The film provides some truly funny moments, but delivers these with a sweet and tender touch, expressing the bumbling nature of teenage love, virginity and self confidence. You feel for the main characters, and want to continue following them on their journey after the credits roll.

This is a film that owes a huge amount to its young cast, Alex Lawther’s Amberson is full of awkward and endearing energy, proving once again why Lawther is such an exciting young talent. Jonah Hauer-King is lovable as Winchester, a young man whose destiny has clearly been pre-written by wealthy parents, no matter of his academic ability. Both young men play against each other impeccably, divergent in their demonstration of masculinity and control yet similar in the restrictions society places upon them. Pauline Etienne gives us a strong central female character with Agnus, who longs for freedom of creativity and release from perceived control.

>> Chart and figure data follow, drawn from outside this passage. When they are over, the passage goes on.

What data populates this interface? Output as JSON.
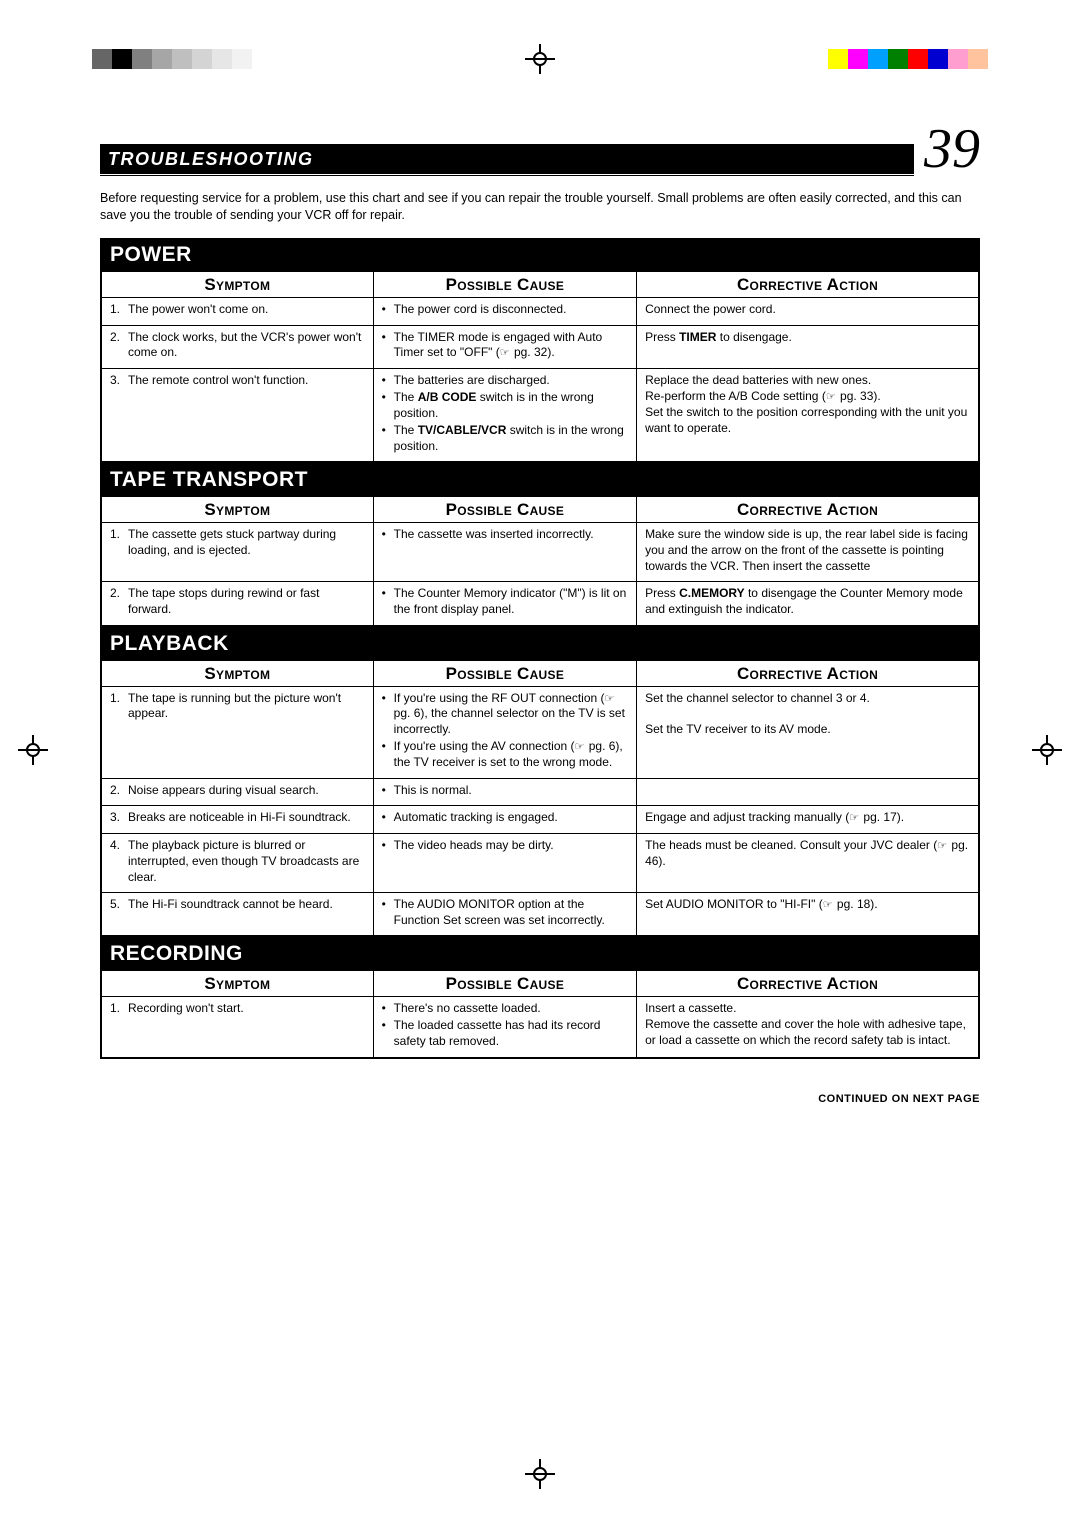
{
  "reg_top_gray": [
    "#666666",
    "#000000",
    "#808080",
    "#a6a6a6",
    "#bfbfbf",
    "#d4d4d4",
    "#e6e6e6",
    "#f2f2f2"
  ],
  "reg_top_color": [
    "#ffff00",
    "#ff00ff",
    "#00a0ff",
    "#008000",
    "#ff0000",
    "#0000d0",
    "#ff9ecf",
    "#ffc49e"
  ],
  "title": "TROUBLESHOOTING",
  "page_number": "39",
  "intro": "Before requesting service for a problem, use this chart and see if you can repair the trouble yourself. Small problems are often easily corrected, and this can save you the trouble of sending your VCR off for repair.",
  "col_headers": {
    "symptom": "Symptom",
    "cause": "Possible Cause",
    "action": "Corrective Action"
  },
  "continued": "CONTINUED ON NEXT PAGE",
  "sections": [
    {
      "name": "POWER",
      "rows": [
        {
          "n": "1.",
          "symptom": "The power won't come on.",
          "causes": [
            "The power cord is disconnected."
          ],
          "action_html": "Connect the power cord."
        },
        {
          "n": "2.",
          "symptom": "The clock works, but the VCR's power won't come on.",
          "causes": [
            "The TIMER mode is engaged with Auto Timer set to \"OFF\" (<span class=\"pgref\"></span> pg. 32)."
          ],
          "action_html": "Press <b>TIMER</b> to disengage."
        },
        {
          "n": "3.",
          "symptom": "The remote control won't function.",
          "causes": [
            "The batteries are discharged.",
            "The <b>A/B CODE</b> switch is in the wrong position.",
            "The <b>TV/CABLE/VCR</b> switch is in the wrong position."
          ],
          "action_html": "Replace the dead batteries with new ones.<br>Re-perform the A/B Code setting (<span class=\"pgref\"></span> pg. 33).<br>Set the switch to the position corresponding with the unit you want to operate."
        }
      ]
    },
    {
      "name": "TAPE TRANSPORT",
      "rows": [
        {
          "n": "1.",
          "symptom": "The cassette gets stuck partway during loading, and is ejected.",
          "causes": [
            "The cassette was inserted incorrectly."
          ],
          "action_html": "Make sure the window side is up, the rear label side is facing you and the arrow on the front of the cassette is pointing towards the VCR. Then insert the cassette"
        },
        {
          "n": "2.",
          "symptom": "The tape stops during rewind or fast forward.",
          "causes": [
            "The Counter Memory indicator (\"M\") is lit on the front display panel."
          ],
          "action_html": "Press <b>C.MEMORY</b> to disengage the Counter Memory mode and extinguish the indicator."
        }
      ]
    },
    {
      "name": "PLAYBACK",
      "rows": [
        {
          "n": "1.",
          "symptom": "The tape is running but the picture won't appear.",
          "causes": [
            "If you're using the RF OUT connection (<span class=\"pgref\"></span> pg. 6), the channel selector on the TV is set incorrectly.",
            "If you're using the AV connection (<span class=\"pgref\"></span> pg. 6), the TV receiver is set to the wrong mode."
          ],
          "action_html": "Set the channel selector to channel 3 or 4.<br><br>Set the TV receiver to its AV mode."
        },
        {
          "n": "2.",
          "symptom": "Noise appears during visual search.",
          "causes": [
            "This is normal."
          ],
          "action_html": ""
        },
        {
          "n": "3.",
          "symptom": "Breaks are noticeable in Hi-Fi soundtrack.",
          "causes": [
            "Automatic tracking is engaged."
          ],
          "action_html": "Engage and adjust tracking manually (<span class=\"pgref\"></span> pg. 17)."
        },
        {
          "n": "4.",
          "symptom": "The playback picture is blurred or interrupted, even though TV broadcasts are clear.",
          "causes": [
            "The video heads may be dirty."
          ],
          "action_html": "The heads must be cleaned. Consult your JVC dealer (<span class=\"pgref\"></span> pg. 46)."
        },
        {
          "n": "5.",
          "symptom": "The Hi-Fi soundtrack cannot be heard.",
          "causes": [
            "The AUDIO MONITOR option at the Function Set screen was set incorrectly."
          ],
          "action_html": "Set AUDIO MONITOR to \"HI-FI\" (<span class=\"pgref\"></span> pg. 18)."
        }
      ]
    },
    {
      "name": "RECORDING",
      "rows": [
        {
          "n": "1.",
          "symptom": "Recording won't start.",
          "causes": [
            "There's no cassette loaded.",
            "The loaded cassette has had its record safety tab removed."
          ],
          "action_html": "Insert a cassette.<br>Remove the cassette and cover the hole with adhesive tape, or load a cassette on which the record safety tab is intact."
        }
      ]
    }
  ]
}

For Angus this is a central platform of her relationship with the boys, with the boys in turn learning of their own restrictions through her.

The isn’t a perfect first feature from MacDonald, suffering at times from a crisis of confidence in the audience it’s aiming for, but it is hugely engaging and enjoyable.

Old Boys is a charming and fresh take on Rostand’s Cyrano, playing beautifully with representations of masculinity, freedom and societal expectations. This is a film with deep underlying messages, coated in humour and warmth.